Mass. gambling panel hears casino pitches

Published on NewsOK Modified: January 22, 2014 at 5:43 pm •  Published: January 22, 2014

BOSTON (AP) — The two companies competing for the coveted license to operate the only resort casino in greater Boston delivered high-powered presentations to the state gambling commission on Wednesday, with both promising to be the superior choice to create jobs, generate tax revenue and attract tourists from around the world.

Mohegan Sun has applied to build a casino on land owned by Suffolk Downs in Revere, pending a Feb. 25 referendum, while Las Vegas casino operator Steve Wynn has proposed a casino along the Mystic River in Everett. Both locations lie just outside the city of Boston.

"We have the 'wow' that this market wants and what Massachusetts deserves," said Mitchell Etess, chief executive of the Mohegan Tribal Gaming Authority, during a 90-minute presentation that included charts, videos and architectural models.

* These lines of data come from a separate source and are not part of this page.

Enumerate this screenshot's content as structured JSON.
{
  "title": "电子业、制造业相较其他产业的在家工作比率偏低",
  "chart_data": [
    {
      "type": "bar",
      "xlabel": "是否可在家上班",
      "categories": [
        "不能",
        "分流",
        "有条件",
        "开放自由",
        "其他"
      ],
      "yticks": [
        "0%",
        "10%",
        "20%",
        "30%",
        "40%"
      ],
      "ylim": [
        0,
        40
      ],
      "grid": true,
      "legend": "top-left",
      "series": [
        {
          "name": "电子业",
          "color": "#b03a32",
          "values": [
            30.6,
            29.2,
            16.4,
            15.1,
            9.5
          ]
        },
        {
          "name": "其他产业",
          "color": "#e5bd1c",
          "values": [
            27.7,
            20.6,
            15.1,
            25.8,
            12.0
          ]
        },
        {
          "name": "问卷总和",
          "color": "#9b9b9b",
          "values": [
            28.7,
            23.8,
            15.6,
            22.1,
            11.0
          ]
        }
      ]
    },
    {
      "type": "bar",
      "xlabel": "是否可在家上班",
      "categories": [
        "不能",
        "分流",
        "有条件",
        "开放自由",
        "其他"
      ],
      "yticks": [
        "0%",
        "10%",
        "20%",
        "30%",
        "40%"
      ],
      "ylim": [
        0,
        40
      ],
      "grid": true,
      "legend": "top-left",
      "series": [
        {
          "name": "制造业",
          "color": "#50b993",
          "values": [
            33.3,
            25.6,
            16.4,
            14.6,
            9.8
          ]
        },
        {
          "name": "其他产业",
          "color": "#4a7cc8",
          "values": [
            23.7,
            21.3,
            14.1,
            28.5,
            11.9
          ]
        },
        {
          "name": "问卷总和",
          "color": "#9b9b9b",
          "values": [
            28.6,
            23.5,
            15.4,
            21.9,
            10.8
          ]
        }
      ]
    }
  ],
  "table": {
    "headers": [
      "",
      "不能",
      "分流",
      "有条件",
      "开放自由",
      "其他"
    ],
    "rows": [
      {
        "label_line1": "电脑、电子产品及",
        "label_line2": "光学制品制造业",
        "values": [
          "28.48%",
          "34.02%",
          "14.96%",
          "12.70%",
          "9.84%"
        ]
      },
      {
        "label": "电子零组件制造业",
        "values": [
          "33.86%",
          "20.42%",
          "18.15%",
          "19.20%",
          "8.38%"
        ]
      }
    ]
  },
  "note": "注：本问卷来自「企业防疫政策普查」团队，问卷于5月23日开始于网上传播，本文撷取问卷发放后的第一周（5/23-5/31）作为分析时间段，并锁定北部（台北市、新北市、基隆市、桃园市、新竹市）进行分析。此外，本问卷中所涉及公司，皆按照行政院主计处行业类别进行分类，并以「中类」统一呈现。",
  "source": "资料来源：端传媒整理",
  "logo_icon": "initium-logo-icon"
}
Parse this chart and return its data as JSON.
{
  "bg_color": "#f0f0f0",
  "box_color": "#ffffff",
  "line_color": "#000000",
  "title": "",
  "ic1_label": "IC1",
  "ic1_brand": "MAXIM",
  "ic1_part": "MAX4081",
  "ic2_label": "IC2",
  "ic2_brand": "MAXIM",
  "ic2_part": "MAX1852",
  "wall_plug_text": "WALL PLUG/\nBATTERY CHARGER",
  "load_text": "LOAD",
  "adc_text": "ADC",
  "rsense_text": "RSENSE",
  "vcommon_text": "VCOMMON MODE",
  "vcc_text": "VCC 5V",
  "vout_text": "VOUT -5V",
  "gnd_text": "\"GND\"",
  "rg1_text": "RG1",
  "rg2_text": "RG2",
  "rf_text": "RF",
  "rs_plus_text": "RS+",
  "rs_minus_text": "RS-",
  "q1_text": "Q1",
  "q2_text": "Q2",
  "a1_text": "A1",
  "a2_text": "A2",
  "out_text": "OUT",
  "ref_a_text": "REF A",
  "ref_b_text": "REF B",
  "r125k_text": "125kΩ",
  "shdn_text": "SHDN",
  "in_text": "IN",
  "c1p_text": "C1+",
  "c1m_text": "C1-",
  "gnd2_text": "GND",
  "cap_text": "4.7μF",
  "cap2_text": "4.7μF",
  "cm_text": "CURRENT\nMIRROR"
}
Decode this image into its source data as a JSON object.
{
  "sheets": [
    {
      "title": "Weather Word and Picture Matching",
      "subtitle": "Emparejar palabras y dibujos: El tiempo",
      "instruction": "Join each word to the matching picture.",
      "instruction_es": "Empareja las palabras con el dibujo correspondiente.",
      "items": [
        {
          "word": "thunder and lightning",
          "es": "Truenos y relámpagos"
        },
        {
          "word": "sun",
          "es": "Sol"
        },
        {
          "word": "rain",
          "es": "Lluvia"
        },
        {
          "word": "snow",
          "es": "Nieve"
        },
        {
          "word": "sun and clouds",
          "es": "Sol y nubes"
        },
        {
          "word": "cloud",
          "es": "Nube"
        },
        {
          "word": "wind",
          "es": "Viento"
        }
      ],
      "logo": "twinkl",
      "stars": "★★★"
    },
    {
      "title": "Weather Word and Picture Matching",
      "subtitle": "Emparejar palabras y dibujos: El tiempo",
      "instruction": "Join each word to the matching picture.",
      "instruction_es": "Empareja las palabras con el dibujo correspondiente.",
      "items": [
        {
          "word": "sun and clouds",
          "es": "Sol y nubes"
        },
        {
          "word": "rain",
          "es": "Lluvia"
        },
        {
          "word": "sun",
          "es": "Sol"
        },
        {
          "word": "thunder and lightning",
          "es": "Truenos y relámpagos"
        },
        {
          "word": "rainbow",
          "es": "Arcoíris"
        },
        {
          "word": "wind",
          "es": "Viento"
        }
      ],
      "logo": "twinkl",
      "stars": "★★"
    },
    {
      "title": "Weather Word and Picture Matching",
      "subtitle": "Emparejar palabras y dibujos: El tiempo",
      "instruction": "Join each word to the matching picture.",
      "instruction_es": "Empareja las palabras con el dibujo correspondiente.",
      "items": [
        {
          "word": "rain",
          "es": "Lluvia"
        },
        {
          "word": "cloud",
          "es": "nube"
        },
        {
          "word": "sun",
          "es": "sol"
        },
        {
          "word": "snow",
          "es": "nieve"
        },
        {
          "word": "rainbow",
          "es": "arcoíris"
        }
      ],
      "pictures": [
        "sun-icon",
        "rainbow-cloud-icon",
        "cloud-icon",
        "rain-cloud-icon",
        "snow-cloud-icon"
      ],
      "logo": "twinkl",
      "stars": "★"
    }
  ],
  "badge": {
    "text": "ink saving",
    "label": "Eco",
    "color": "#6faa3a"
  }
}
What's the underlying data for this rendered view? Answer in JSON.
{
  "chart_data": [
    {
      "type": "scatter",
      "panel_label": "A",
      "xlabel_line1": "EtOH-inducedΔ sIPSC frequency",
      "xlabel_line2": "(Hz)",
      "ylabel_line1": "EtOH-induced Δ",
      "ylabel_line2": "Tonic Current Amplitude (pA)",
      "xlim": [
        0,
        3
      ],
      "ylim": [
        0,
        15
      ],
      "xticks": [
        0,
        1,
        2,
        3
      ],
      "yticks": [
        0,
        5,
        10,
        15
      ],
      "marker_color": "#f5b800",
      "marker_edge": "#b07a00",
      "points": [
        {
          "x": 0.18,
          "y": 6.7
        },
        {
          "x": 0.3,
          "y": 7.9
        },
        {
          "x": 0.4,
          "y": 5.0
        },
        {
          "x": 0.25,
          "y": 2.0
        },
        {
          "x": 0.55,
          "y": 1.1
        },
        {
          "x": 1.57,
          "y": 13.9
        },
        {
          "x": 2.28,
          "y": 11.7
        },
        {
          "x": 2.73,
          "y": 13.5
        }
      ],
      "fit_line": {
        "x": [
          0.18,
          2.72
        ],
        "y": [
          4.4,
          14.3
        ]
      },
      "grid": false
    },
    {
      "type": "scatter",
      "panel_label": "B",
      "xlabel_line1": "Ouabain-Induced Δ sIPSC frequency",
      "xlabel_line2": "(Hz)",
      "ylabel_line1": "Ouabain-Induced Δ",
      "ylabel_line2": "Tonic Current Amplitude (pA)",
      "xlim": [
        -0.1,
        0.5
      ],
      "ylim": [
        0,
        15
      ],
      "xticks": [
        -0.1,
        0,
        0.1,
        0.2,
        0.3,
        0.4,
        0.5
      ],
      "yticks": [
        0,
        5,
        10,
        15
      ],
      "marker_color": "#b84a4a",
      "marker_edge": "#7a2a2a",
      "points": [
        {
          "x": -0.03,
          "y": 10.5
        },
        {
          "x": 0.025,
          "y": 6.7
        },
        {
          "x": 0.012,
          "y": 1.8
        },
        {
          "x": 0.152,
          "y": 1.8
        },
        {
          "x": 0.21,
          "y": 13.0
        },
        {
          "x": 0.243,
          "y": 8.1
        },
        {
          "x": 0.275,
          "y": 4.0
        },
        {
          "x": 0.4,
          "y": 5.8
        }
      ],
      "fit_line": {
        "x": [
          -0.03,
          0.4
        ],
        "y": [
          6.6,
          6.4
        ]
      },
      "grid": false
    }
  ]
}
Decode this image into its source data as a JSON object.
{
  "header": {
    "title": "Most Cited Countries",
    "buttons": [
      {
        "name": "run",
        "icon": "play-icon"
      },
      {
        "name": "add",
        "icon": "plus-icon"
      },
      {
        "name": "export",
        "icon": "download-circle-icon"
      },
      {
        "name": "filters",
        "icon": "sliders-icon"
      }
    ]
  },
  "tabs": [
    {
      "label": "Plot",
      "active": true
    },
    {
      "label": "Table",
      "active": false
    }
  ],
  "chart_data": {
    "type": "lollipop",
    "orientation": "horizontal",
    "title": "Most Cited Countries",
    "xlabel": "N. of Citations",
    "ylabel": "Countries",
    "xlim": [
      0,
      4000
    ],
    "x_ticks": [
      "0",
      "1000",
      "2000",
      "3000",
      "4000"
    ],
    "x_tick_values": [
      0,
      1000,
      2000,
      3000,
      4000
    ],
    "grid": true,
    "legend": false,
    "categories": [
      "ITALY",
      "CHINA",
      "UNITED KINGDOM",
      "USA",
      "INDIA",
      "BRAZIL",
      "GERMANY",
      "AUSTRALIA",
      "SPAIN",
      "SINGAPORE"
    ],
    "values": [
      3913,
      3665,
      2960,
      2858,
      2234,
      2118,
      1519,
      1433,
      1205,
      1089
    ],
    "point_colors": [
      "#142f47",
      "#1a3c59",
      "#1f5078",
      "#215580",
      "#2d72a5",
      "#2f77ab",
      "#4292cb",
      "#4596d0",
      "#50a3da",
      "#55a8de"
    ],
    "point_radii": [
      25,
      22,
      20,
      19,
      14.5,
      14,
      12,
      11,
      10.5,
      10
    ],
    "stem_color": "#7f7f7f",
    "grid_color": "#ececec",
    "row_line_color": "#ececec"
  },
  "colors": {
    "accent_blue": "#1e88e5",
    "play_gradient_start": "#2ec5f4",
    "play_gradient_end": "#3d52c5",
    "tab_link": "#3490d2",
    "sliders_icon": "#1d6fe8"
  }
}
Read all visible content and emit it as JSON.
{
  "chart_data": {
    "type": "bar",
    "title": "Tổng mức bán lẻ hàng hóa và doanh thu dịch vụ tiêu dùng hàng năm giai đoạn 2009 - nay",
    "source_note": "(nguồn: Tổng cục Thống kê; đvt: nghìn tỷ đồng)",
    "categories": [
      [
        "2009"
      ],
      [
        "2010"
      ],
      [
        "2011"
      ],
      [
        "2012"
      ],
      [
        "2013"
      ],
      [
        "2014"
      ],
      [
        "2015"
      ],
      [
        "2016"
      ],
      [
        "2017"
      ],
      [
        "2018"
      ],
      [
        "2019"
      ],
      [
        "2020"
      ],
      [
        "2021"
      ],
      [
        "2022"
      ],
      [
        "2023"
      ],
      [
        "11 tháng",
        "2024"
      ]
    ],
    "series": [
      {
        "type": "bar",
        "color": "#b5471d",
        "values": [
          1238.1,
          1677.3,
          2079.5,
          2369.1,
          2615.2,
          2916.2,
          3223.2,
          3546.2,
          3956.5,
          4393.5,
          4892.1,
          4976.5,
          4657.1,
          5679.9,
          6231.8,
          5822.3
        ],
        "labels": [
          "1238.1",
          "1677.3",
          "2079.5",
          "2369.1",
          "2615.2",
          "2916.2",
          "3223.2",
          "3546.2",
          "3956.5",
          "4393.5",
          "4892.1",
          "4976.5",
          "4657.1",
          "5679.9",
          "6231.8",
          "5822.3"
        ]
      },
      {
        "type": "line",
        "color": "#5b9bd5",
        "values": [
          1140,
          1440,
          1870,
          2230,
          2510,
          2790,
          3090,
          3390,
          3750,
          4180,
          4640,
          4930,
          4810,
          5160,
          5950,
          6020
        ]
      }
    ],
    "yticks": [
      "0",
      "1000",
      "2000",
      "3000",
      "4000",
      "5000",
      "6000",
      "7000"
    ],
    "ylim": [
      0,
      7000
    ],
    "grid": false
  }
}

Wynn, by contrast, offered a less glitzy and largely unscripted presentation that lasted less than one hour.

"I'm being hard-nosed today because today is not about theater, today is about how we get a destination resort up and running in Massachusetts," said Wynn, who openly mocked the Mohegan Sun proposal as a three-star resort compared to what he said would be a five-star operation if his company wins the license.

Wynn said the hotel rooms in the Everett resort would be nearly twice as large and far more luxurious that the competing proposal. He also sharply criticized Mohegan Sun's architect for a low-rise, "horizontal" design, as opposed to the 19-story high-rise tower he has proposed, saying a "vertical" development is more user friendly for guests — making it easier, for example, for room service to deliver hot breakfasts.

A spokesman for Mohegan Sun later said its primary hotel would be a four-star operation, while another, smaller hotel would be three-star.

Mohegan Sun's Revere-only plan emerged after an earlier proposal by Suffolk Downs, a 78-year-old thoroughbred racetrack, to develop a casino on the Boston-Revere border was rejected last November by voters in the East Boston neighborhood.

Etess acknowledged that the last few months had been a "whirlwind" for the company, which formed a partnership with Suffolk Downs after a failed attempt to develop a casino in the western Massachusetts town of Palmer.